De acordo com Camila Antunes, socia-fundadora da
Filhos no Currículo, é preciso intensificar a pauta da diversidade nas
empresas, buscando atualizar os programas de parentalidade vigentes, além de
pressionar o poder público a pautar iniciativas como o projeto de lei (PL
1.974), que dispõe sobre o Instituto da Parentalidade e os direitos dela
decorrentes em todo o território nacional.
Direitos relacionados à Parentalidade
Camila cita o projeto de lei, que pretende
assegurar direitos igualitários a qualquer trabalhador brasileiro celetista,
servidor público e demais segurados pelo regime da Previdência Social, que
tenham vínculo maternal, paternal, de adoção, socioafetivo, ou outro que
resulte no dever legal de realizar a atividade parental de uma criança.
Caso aprovado, o projeto concederá licença parental
para até duas pessoas de referência para uma mesma criança ou adolescente, seja
pai e mãe, duas mães, ou dois pais, cada uma fazendo jus a um período de 180
dias. Além disso, prevê a estabilidade no emprego para as pessoas de referência
da criança após o período de licença parental, por um prazo também de 180 dias.
Segundo a advogada Bianca Bomfim, consultora da
Filhos no Currículo para Direito Parental, no caso dos casais homoafetivos, no
qual uma das mães é gestante, muitas vezes apenas essa mãe consegue a licença
maternidade de 120 ou 180 dias, além dos direitos relativos à pausa para
amamentação ou para oferta do leite, creche, auxílio creche, dentre outros.

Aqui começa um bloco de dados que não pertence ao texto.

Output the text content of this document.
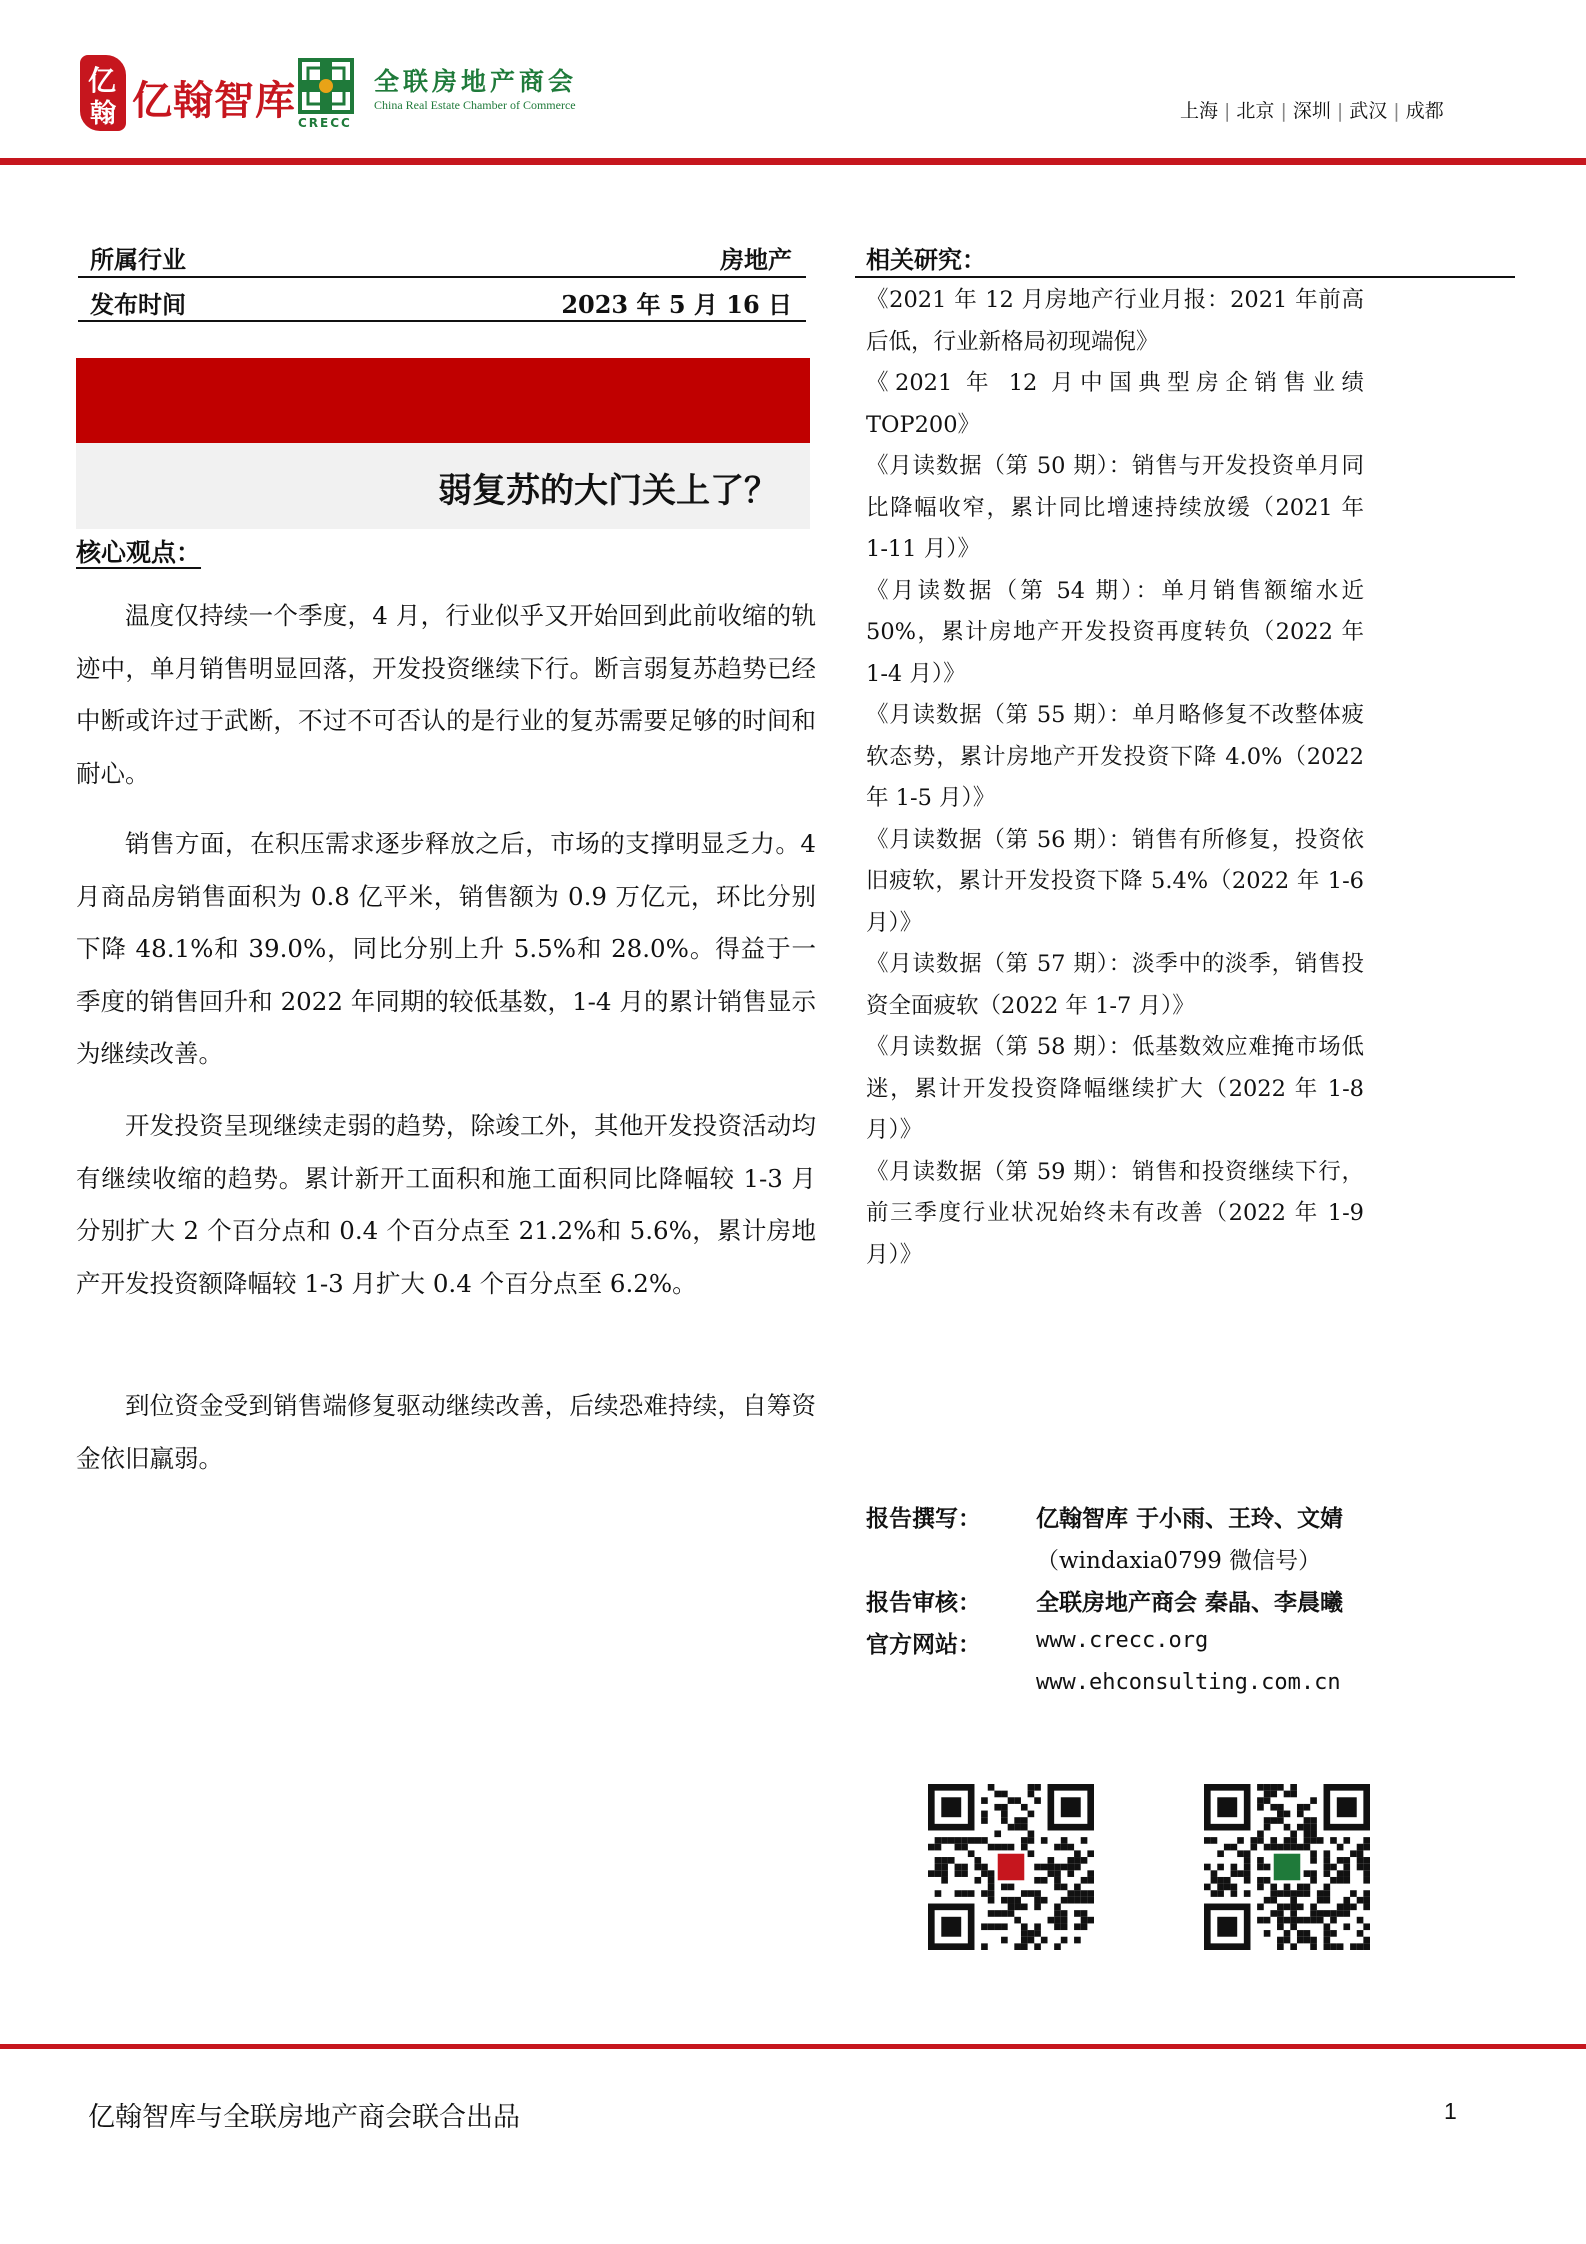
亿
翰 亿翰智库 CRECC
全联房地产商会
China Real Estate Chamber of Commerce	上海 | 北京 | 深圳 | 武汉 | 成都
所属行业	房地产
发布时间	2023 年 5 月 16 日
弱复苏的大门关上了？
核心观点：
温度仅持续一个季度，4 月，行业似乎又开始回到此前收缩的轨迹中，单月销售明显回落，开发投资继续下行。断言弱复苏趋势已经中断或许过于武断，不过不可否认的是行业的复苏需要足够的时间和耐心。
销售方面，在积压需求逐步释放之后，市场的支撑明显乏力。4 月商品房销售面积为 0.8 亿平米，销售额为 0.9 万亿元，环比分别下降 48.1%和 39.0%，同比分别上升 5.5%和 28.0%。得益于一季度的销售回升和 2022 年同期的较低基数，1-4 月的累计销售显示为继续改善。
开发投资呈现继续走弱的趋势，除竣工外，其他开发投资活动均有继续收缩的趋势。累计新开工面积和施工面积同比降幅较 1-3 月分别扩大 2 个百分点和 0.4 个百分点至 21.2%和 5.6%，累计房地产开发投资额降幅较 1-3 月扩大 0.4 个百分点至 6.2%。
到位资金受到销售端修复驱动继续改善，后续恐难持续，自筹资金依旧羸弱。
相关研究：
《2021 年 12 月房地产行业月报：2021 年前高后低，行业新格局初现端倪》
《2021 年 12 月中国典型房企销售业绩 TOP200》
《月读数据（第 50 期）：销售与开发投资单月同比降幅收窄，累计同比增速持续放缓（2021 年 1-11 月）》
《月读数据（第 54 期）：单月销售额缩水近 50%，累计房地产开发投资再度转负（2022 年 1-4 月）》
《月读数据（第 55 期）：单月略修复不改整体疲软态势，累计房地产开发投资下降 4.0%（2022 年 1-5 月）》
《月读数据（第 56 期）：销售有所修复，投资依旧疲软，累计开发投资下降 5.4%（2022 年 1-6 月）》
《月读数据（第 57 期）：淡季中的淡季，销售投资全面疲软（2022 年 1-7 月）》
《月读数据（第 58 期）：低基数效应难掩市场低迷，累计开发投资降幅继续扩大（2022 年 1-8 月）》
《月读数据（第 59 期）：销售和投资继续下行，前三季度行业状况始终未有改善（2022 年 1-9 月）》
报告撰写： 亿翰智库 于小雨、王玲、文婧
（windaxia0799 微信号）
报告审核： 全联房地产商会 秦晶、李晨曦
官方网站：	www.crecc.org
www.ehconsulting.com.cn
亿翰智库与全联房地产商会联合出品	1
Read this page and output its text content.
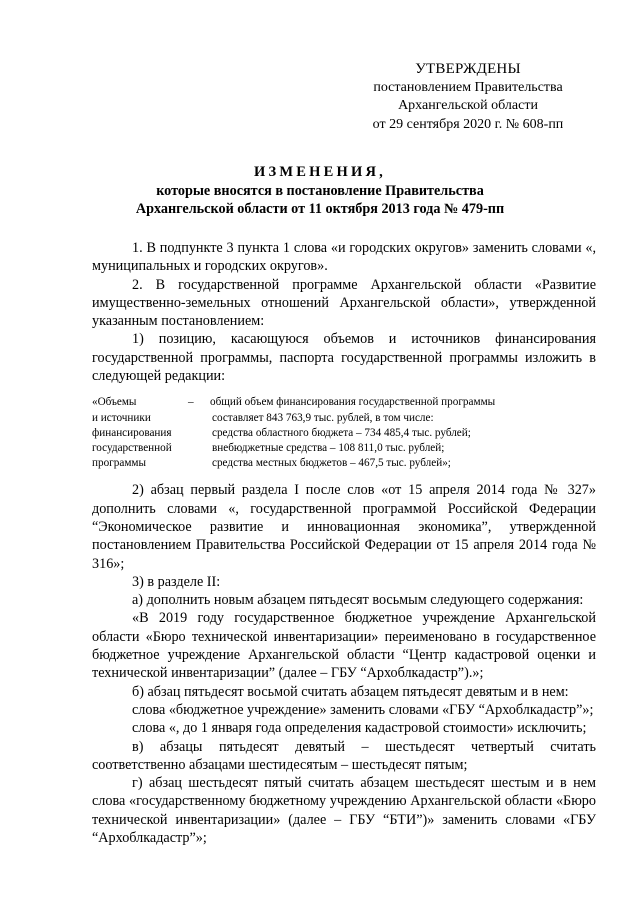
УТВЕРЖДЕНЫ
постановлением Правительства
Архангельской области
от 29 сентября 2020 г. № 608-пп
ИЗМЕНЕНИЯ,
которые вносятся в постановление Правительства
Архангельской области от 11 октября 2013 года № 479-пп

1. В подпункте 3 пункта 1 слова «и городских округов» заменить словами «, муниципальных и городских округов».

2. В государственной программе Архангельской области «Развитие имущественно-земельных отношений Архангельской области», утвержденной указанным постановлением:

1) позицию, касающуюся объемов и источников финансирования государственной программы, паспорта государственной программы изложить в следующей редакции:

«Объемы
и источники
финансирования
государственной
программы
–	общий объем финансирования государственной программы
составляет 843 763,9 тыс. рублей, в том числе:
средства областного бюджета – 734 485,4 тыс. рублей;
внебюджетные средства – 108 811,0 тыс. рублей;
средства местных бюджетов – 467,5 тыс. рублей»;

2) абзац первый раздела I после слов «от 15 апреля 2014 года № 327» дополнить словами «, государственной программой Российской Федерации “Экономическое развитие и инновационная экономика”, утвержденной постановлением Правительства Российской Федерации от 15 апреля 2014 года № 316»;

3) в разделе II:

а) дополнить новым абзацем пятьдесят восьмым следующего содержания:

«В 2019 году государственное бюджетное учреждение Архангельской области «Бюро технической инвентаризации» переименовано в государственное бюджетное учреждение Архангельской области “Центр кадастровой оценки и технической инвентаризации” (далее – ГБУ “Архоблкадастр”).»;

б) абзац пятьдесят восьмой считать абзацем пятьдесят девятым и в нем:

слова «бюджетное учреждение» заменить словами «ГБУ “Архоблкадастр”»;

слова «, до 1 января года определения кадастровой стоимости» исключить;

в) абзацы пятьдесят девятый – шестьдесят четвертый считать соответственно абзацами шестидесятым – шестьдесят пятым;

г) абзац шестьдесят пятый считать абзацем шестьдесят шестым и в нем слова «государственному бюджетному учреждению Архангельской области «Бюро технической инвентаризации» (далее – ГБУ “БТИ”)» заменить словами «ГБУ “Архоблкадастр”»;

“Não existe lei que estabeleça de forma clara esses
direitos para o pai, no caso de um casal heteronormativo, ou para ambas as mães
e ambos os pais, no caso de casais homoafetivos. Portanto, toda vez que um
casal homoafetivo pretender o reconhecimento desses direitos, muitas vezes
precisará ajuizar uma ação para que isso seja garantido. Nossa legislação é
heteronormativa. Igualar a proteção garantida às pessoas de referência de cada
criança, pode reduzir assimetrias de gênero no mercado de trabalho, e
representar um relevante passo para alcançar um leque maior de configurações
familiares. Atualmente, as empresas se deparam com situações desafiadoras e não
possuem respaldo legal que defina o que fazer em determinadas situações, a
exemplo de quando uma família é formada por dois pais, ou duas mães que estão
adotando uma criança. Como escolher a quem garantir o período mais amplo de
licença e outros direitos?”, completa.
Camila Antunes frisa o papel das lideranças nesse
cenário. “Só as políticas em si não se sustentam da porta para dentro sem o apoio
do time de gestão. É preciso capacitar as lideranças para acolher a
parentalidade oferecendo ferramentas socioemocionais e repertório para que
criem um ambiente que promova segurança e pertencimento para todas as pessoas”,
comenta. Em pesquisa divulgada recentemente pela Filhos no Currículo, foi
perguntado aos profissionais com filhos quais seriam as iniciativas e atitudes
que melhor definem uma empresa “pró-família”: 72% dos entrevistados responderam
que a liderança acolhedora e empática é a característica mais esperada nesses
ambientes.
Invisibilização parental
A instabilidade de direitos garantidos acontece
diariamente dentro das empresas quando uma configuração familiar diversa
anuncia que está para se formar. Foi o caso de Betho Fers e o marido Erick
Silva. Quando adotaram a pequena Stephanie em 2018, ambos trabalhavam em
empresas. Após os cinco dias de licença paternidade, Betho foi demitido sem
qualquer benefício. Erick foi demitido após retornar de sua licença, que foi
uma licença parental estendida.
“Para nós, a invisibilização já começou quando ele
recebeu o papel, que era pautado em uma licença ‘maternidade’. Na empresa na
qual trabalhava recebi os direitos garantidos a um pai, seguindo o estigma de
um casal de pai e mãe que tem funções e presenças diferentes na criação dos
filhos. Porém, sempre deixei muito claro no trabalho de que
eu viveria juntamente com o meu marido toda a experiência com nossa filha, como
ir junto ao pediatra e visitar as escolas. É uma conquista que dividimos de
forma igual. Acredito que, se eu fosse casado com uma mulher, minha demissão não
teria acontecido por conta desse estigma heteronormativo”, conta.
Nas organizações
Camila, da Filhos no Currículo, salienta que vem
percebendo uma procura significativa de empresas por boas práticas de
acolhimento das demandas relacionadas a formatos diversificados de família.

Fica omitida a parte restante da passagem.